Roundtable discussions

‘Looking across the entire employee lifecycle is what we aspire to,’ said Craig Haydamack, Senior Vice President of HR at Milliken.

“Protected categories are just the first layer; ‘invisible’ disabilities like mental illness are the next frontier. To be truly and sustainably diverse requires looking at everything from recruitment and hiring practices to mentorship and board membership.

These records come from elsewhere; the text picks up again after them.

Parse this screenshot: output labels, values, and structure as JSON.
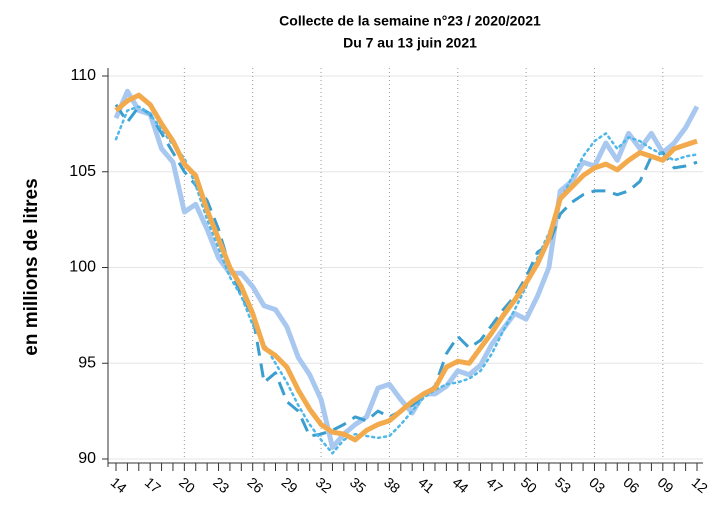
{
  "chart_data": {
    "type": "line",
    "title": "Collecte de la semaine n°23 / 2020/2021",
    "subtitle": "Du 7 au 13 juin 2021",
    "y_label": "en millions de litres",
    "categories": [
      "14",
      null,
      null,
      "17",
      null,
      null,
      "20",
      null,
      null,
      "23",
      null,
      null,
      "26",
      null,
      null,
      "29",
      null,
      null,
      "32",
      null,
      null,
      "35",
      null,
      null,
      "38",
      null,
      null,
      "41",
      null,
      null,
      "44",
      null,
      null,
      "47",
      null,
      null,
      "50",
      null,
      null,
      "53",
      null,
      null,
      "03",
      null,
      null,
      "06",
      null,
      null,
      "09",
      null,
      null,
      "12"
    ],
    "series": [
      {
        "color": "#a9c8f0",
        "style": "solid",
        "values": [
          107.8,
          109.2,
          108.2,
          108.0,
          106.2,
          105.5,
          102.9,
          103.3,
          102.0,
          100.5,
          99.7,
          99.7,
          99.0,
          98.0,
          97.8,
          96.9,
          95.3,
          94.4,
          93.1,
          90.6,
          91.3,
          91.8,
          92.2,
          93.7,
          93.9,
          93.1,
          92.4,
          93.4,
          93.4,
          93.8,
          94.6,
          94.4,
          94.9,
          96.0,
          96.8,
          97.6,
          97.3,
          98.5,
          100.0,
          104.0,
          104.5,
          105.5,
          105.3,
          106.5,
          105.6,
          107.0,
          106.2,
          107.0,
          106.0,
          106.5,
          107.3,
          108.4
        ]
      },
      {
        "color": "#3b9ecf",
        "style": "dashed",
        "values": [
          108.5,
          107.6,
          108.4,
          108.0,
          107.0,
          106.0,
          105.0,
          104.3,
          103.5,
          102.0,
          100.0,
          98.5,
          97.5,
          94.0,
          94.5,
          93.0,
          92.5,
          91.2,
          91.3,
          91.5,
          91.8,
          92.2,
          92.0,
          92.5,
          92.2,
          92.5,
          92.8,
          93.3,
          93.8,
          95.5,
          96.4,
          95.8,
          96.2,
          97.0,
          97.8,
          98.5,
          99.5,
          100.8,
          101.2,
          102.8,
          103.4,
          103.8,
          104.0,
          104.0,
          103.8,
          104.0,
          104.5,
          105.8,
          106.0,
          105.2,
          105.3,
          105.5
        ]
      },
      {
        "color": "#4fb8e8",
        "style": "dotted",
        "values": [
          106.7,
          108.2,
          108.4,
          108.0,
          107.2,
          106.4,
          105.7,
          104.3,
          102.5,
          101.0,
          99.5,
          98.5,
          97.0,
          96.0,
          95.0,
          94.0,
          92.8,
          91.8,
          91.0,
          90.3,
          91.0,
          91.3,
          91.2,
          91.1,
          91.2,
          91.8,
          92.5,
          93.2,
          93.6,
          93.9,
          94.0,
          94.2,
          94.6,
          95.5,
          96.7,
          97.8,
          99.0,
          100.5,
          101.8,
          103.5,
          104.7,
          105.8,
          106.6,
          107.0,
          106.2,
          106.8,
          106.6,
          106.2,
          105.9,
          105.6,
          105.8,
          105.9
        ]
      },
      {
        "color": "#f2aa4c",
        "style": "solid",
        "values": [
          108.2,
          108.7,
          109.0,
          108.5,
          107.5,
          106.6,
          105.4,
          104.8,
          103.0,
          101.5,
          100.0,
          99.0,
          97.6,
          95.8,
          95.4,
          94.8,
          93.6,
          92.6,
          91.8,
          91.4,
          91.3,
          91.0,
          91.5,
          91.8,
          92.0,
          92.5,
          93.0,
          93.4,
          93.7,
          94.8,
          95.1,
          95.0,
          95.8,
          96.6,
          97.5,
          98.3,
          99.2,
          100.2,
          101.5,
          103.6,
          104.2,
          104.8,
          105.2,
          105.4,
          105.1,
          105.6,
          106.0,
          105.8,
          105.6,
          106.2,
          106.4,
          106.6
        ]
      }
    ],
    "ylim": [
      90,
      110
    ],
    "yticks": [
      90,
      95,
      100,
      105,
      110
    ],
    "grid": true
  }
}
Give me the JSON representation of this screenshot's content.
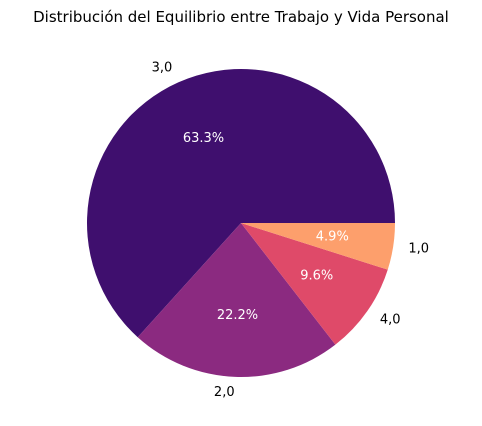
{
  "chart_data": {
    "type": "pie",
    "title": "Distribución del Equilibrio entre Trabajo y Vida Personal",
    "start_angle_deg": 0,
    "direction": "counterclockwise",
    "slices": [
      {
        "label": "3,0",
        "value": 63.3,
        "pct_label": "63.3%",
        "color": "#3f0f6e"
      },
      {
        "label": "2,0",
        "value": 22.2,
        "pct_label": "22.2%",
        "color": "#8b2a80"
      },
      {
        "label": "4,0",
        "value": 9.6,
        "pct_label": "9.6%",
        "color": "#df4a69"
      },
      {
        "label": "1,0",
        "value": 4.9,
        "pct_label": "4.9%",
        "color": "#fd9f6c"
      }
    ]
  }
}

‘If you don’t have a diverse interview team, you will not make balanced decisions and evaluate everyone appropriately,’ said Mr. Haydamack.”

>Social Responsibility

“Moral fortitude and high-mindedness are attributes that millennials, in particular, prize – and look for in a potential employer. Companies keen on recruiting this generation need to flaunt (and perhaps bolster) their corporate values, said Haydamack…By extension, design firms and manufacturers are shoring up their ethical frameworks with an eye toward both recruitment and the bottom line: Many clients prefer to retain a design firm whose values align with their own.”

With all of these considerations in mind, the roundtable proposed the following challenge: How can we futureproof the profession by nurturing future professionals?

“What challenges do we face in attaining these goals, given the current state of education, the prevalent traits and attitudes of young Gen Z and Millennial practitioners, and the evolving project implementation processes?”

  1. Explain the profession better

The Obstacle: We do a subpar job of selling our profession.

The Opportunity: Framing the profession better will draw a more diverse audience to the industry – and ensure better valuation of our services.

  1. Use accessible language

The Obstacle: Pretentious design-speak alienates a lot of people – including potential practitioners and clients.

The Opportunity: Talking about our work in more accessible language helps us connect with the world and leads to more human-centered design.

  1. Be proactive about recruiting from new places

The Obstacle: It’s hard to boost diversity when we reach out to the same schools and communities over and over.

The Opportunity: Reaching out to audiences who tend to be underexposed to design will draw new people to the field and help us create designs that ultimately connect with more people.

  1. Work with (rather than rail against) the Gen Z mindset

The Obstacle: Millennials and gen zs aren’t good with the “gray area.” They grew up with a clear path to success – and expect the same on the job.

The Opportunity: Take advantage of their need for validation, approval, and a transparent, clearly defined route to success.

  1. Be tech-flexible

The Obstacle: It’s hard for schools to train students to be tech proficient when the software of choice changes every few years.

The Opportunity: Teaching the core skills – spatial imaging, 2d-to-3d conversion – that the technology is shortcutting will create better practitioners and ensure our role is valued.

  1. Embrace soft skills

The Obstacle: It’s hard to teach emotional intelligence and people skills.

The Opportunity: Those attributes are vital to the health and longevity of the profession.